Tentunya kondisi ini sangat menggembirakan bagi perkembangan teknologi kelautan di
Indonesia pada umumnya dan teknologi bangunan lepas pantai pada khususnya. Namun disisi
lain, mulai saat itu juga, dan di masa mendatang, terbentang tantangan yang tidak ringan bagi
segenap pihak yang terlibat sekaligus menaruh perhatian, baik dari kalangan akademisi, industri
migas maupun industri lainnya yang terkait, terhadap perkembangan teknologi dan industri lepaspantai di Indonesia. Bahkan lebih dari itu, untuk sampai pada taraf "kemandirian teknologi" dalam
bidang kelautan, maka tak dapat dipungkiri lagi, tenaga-tenaga ahli/SDM Indonesia harus dituntut
secara aktif untuk semakin banyak lagi melibatkan diri di dalamnya. Di sisi lain, pemerintah
sendiripun harus senantiasa menyadari peran aktifnya yang sinergis dan kondusif dalam
menelurkan regulasi-regulasinya yang tepat bagi perkembangan teknologi dan industri kelautan
Indonesia.
Daftar Pustaka
(1) API (1997), "Recommended Practice for Planning, Designing, and Constructing Tension Leg
Platforms", API RP 2T, 2nd Edition, USA.
(2) Bar-Avi, P., 1999, "Nonlinear Dynamic Response of a Tension Leg Platform", Journal of
Offshore Mechanics and Arctic Engineering, November, Vol. 121, ASME., hal. 219-226.
(3) Faltinsen, O. M. dan Demirbilek, Z., 1989, "Hydrodynamic Analysis of TLPs", dalam "Tension
Leg Platform (a State of The Art Review)", Demirbilek, Z.,ASCE.

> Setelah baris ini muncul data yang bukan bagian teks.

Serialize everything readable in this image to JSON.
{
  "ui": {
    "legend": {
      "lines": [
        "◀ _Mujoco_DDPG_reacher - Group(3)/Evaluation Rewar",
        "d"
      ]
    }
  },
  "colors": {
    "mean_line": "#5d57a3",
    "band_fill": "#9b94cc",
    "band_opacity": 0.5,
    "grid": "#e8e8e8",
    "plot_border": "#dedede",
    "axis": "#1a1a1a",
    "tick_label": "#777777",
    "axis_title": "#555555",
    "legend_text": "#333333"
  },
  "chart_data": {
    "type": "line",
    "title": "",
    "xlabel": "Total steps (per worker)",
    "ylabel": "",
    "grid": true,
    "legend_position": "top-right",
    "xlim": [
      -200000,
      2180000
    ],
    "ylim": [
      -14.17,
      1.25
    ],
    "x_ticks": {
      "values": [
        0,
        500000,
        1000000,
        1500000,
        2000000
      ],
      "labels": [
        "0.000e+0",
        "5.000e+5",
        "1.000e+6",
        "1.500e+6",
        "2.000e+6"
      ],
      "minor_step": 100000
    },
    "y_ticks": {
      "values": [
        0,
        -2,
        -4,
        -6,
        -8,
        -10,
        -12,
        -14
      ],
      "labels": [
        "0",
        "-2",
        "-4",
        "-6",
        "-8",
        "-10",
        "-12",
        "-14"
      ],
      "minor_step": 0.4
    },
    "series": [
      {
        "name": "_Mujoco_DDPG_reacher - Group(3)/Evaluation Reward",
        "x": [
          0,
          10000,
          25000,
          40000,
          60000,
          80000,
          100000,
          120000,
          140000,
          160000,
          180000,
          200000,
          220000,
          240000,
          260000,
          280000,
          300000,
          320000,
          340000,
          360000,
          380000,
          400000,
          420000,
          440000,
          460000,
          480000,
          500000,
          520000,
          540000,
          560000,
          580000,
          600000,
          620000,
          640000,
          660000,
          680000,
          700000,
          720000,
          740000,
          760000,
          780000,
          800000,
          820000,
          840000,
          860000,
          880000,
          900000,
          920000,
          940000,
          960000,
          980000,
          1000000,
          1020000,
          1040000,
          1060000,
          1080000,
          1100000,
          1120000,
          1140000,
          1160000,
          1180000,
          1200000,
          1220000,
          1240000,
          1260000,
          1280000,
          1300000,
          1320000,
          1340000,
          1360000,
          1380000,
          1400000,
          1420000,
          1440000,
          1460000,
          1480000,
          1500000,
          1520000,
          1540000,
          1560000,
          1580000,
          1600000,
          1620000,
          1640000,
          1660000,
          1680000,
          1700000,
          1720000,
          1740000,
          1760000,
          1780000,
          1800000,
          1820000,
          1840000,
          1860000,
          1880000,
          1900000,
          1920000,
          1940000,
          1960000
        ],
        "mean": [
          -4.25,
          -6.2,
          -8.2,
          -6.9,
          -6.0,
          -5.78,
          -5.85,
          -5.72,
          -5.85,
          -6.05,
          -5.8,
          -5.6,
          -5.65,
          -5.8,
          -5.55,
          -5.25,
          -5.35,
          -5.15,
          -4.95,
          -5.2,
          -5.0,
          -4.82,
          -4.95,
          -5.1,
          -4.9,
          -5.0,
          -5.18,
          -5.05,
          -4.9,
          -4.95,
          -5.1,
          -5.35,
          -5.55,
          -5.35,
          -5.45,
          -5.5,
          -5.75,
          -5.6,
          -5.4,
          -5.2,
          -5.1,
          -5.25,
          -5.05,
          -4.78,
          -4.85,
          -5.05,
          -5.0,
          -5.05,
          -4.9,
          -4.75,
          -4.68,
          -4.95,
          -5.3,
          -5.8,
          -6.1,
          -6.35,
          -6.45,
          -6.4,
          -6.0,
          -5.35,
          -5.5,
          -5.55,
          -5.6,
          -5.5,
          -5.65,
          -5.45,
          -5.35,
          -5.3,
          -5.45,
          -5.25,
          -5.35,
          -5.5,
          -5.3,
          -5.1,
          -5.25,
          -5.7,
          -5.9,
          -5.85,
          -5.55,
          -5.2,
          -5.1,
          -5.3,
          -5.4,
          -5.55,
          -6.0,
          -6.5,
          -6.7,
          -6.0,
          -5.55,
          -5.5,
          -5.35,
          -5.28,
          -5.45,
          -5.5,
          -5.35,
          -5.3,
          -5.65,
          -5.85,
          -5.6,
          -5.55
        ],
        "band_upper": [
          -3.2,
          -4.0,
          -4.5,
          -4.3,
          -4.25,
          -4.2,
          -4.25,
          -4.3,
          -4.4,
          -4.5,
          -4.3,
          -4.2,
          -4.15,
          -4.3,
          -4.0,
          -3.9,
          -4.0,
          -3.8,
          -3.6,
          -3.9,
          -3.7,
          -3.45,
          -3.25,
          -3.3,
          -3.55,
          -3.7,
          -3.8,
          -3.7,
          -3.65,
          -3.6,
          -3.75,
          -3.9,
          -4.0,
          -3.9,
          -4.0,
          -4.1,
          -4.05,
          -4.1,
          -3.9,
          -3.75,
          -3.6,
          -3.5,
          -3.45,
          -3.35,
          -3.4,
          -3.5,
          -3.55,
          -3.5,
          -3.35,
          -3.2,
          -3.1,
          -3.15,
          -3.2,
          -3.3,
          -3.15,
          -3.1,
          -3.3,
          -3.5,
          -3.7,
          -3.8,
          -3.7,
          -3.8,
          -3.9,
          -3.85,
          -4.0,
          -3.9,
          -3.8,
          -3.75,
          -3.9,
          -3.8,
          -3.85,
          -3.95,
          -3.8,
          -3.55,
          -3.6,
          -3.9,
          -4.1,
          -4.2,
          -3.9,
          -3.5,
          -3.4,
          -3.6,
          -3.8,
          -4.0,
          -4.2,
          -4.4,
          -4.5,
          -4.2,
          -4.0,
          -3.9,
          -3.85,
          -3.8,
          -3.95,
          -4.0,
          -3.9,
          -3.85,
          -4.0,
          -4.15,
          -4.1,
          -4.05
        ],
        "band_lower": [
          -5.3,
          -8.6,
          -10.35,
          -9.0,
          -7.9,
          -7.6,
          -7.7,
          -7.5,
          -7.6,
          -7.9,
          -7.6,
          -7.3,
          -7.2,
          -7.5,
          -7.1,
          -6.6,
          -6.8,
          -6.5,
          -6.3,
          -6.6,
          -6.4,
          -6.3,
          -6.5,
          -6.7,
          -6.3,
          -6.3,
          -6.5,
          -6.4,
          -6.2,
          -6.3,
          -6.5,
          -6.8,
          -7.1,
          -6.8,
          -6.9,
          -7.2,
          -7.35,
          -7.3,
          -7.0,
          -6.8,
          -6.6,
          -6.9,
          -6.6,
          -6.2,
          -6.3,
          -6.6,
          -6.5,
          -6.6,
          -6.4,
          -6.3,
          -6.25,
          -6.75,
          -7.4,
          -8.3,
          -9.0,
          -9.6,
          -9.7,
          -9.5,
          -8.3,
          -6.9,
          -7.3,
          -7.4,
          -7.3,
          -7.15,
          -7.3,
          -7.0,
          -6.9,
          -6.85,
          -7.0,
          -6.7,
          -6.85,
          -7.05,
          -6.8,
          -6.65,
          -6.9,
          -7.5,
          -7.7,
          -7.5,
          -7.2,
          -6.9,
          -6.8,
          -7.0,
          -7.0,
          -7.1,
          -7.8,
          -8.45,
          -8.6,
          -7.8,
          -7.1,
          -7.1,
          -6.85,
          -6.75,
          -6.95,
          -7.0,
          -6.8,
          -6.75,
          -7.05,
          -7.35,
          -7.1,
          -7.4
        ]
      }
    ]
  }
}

(4) Hirayama, H., Sao, K. dan Capanoglu, C. C., 2002, "Experience-Based Assessment of Field
Development Options and Costs", Proceeding of the 12th (2002) International Offshore and Polar
Engineering Conference (ISOPE), Kitakyushu, Japan, May 26-31, 2002.

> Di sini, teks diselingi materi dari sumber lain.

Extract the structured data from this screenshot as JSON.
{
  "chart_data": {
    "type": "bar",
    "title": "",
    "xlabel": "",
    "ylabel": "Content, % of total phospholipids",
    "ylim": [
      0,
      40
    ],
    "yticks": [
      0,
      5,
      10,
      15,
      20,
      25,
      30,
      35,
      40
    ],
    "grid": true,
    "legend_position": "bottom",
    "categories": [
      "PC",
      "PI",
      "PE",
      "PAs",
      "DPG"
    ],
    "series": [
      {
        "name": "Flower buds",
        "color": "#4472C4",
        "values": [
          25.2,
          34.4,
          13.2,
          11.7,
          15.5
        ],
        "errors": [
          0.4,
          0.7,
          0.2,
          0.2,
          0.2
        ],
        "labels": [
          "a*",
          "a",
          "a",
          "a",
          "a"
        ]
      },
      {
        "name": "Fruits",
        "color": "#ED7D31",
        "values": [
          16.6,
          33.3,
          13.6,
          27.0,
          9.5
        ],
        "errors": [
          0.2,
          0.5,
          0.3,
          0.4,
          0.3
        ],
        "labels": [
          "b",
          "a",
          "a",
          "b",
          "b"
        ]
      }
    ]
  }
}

(5) Litton, R. W., 1989, "TLPs and Other Deepwater Platforms", Tension Leg Platform (a State of
The Art Review), Demirbilek, Z.,ASCE.
(6) Majalah Offshore Engineering, suplemen
(7) McClelland, B. dan Reifel, M. D., 1986, Planning and Design of Fixed Offshore Platforms, Van
Nostrand Reinhold Comp. Inc., New York, pp. 6-7.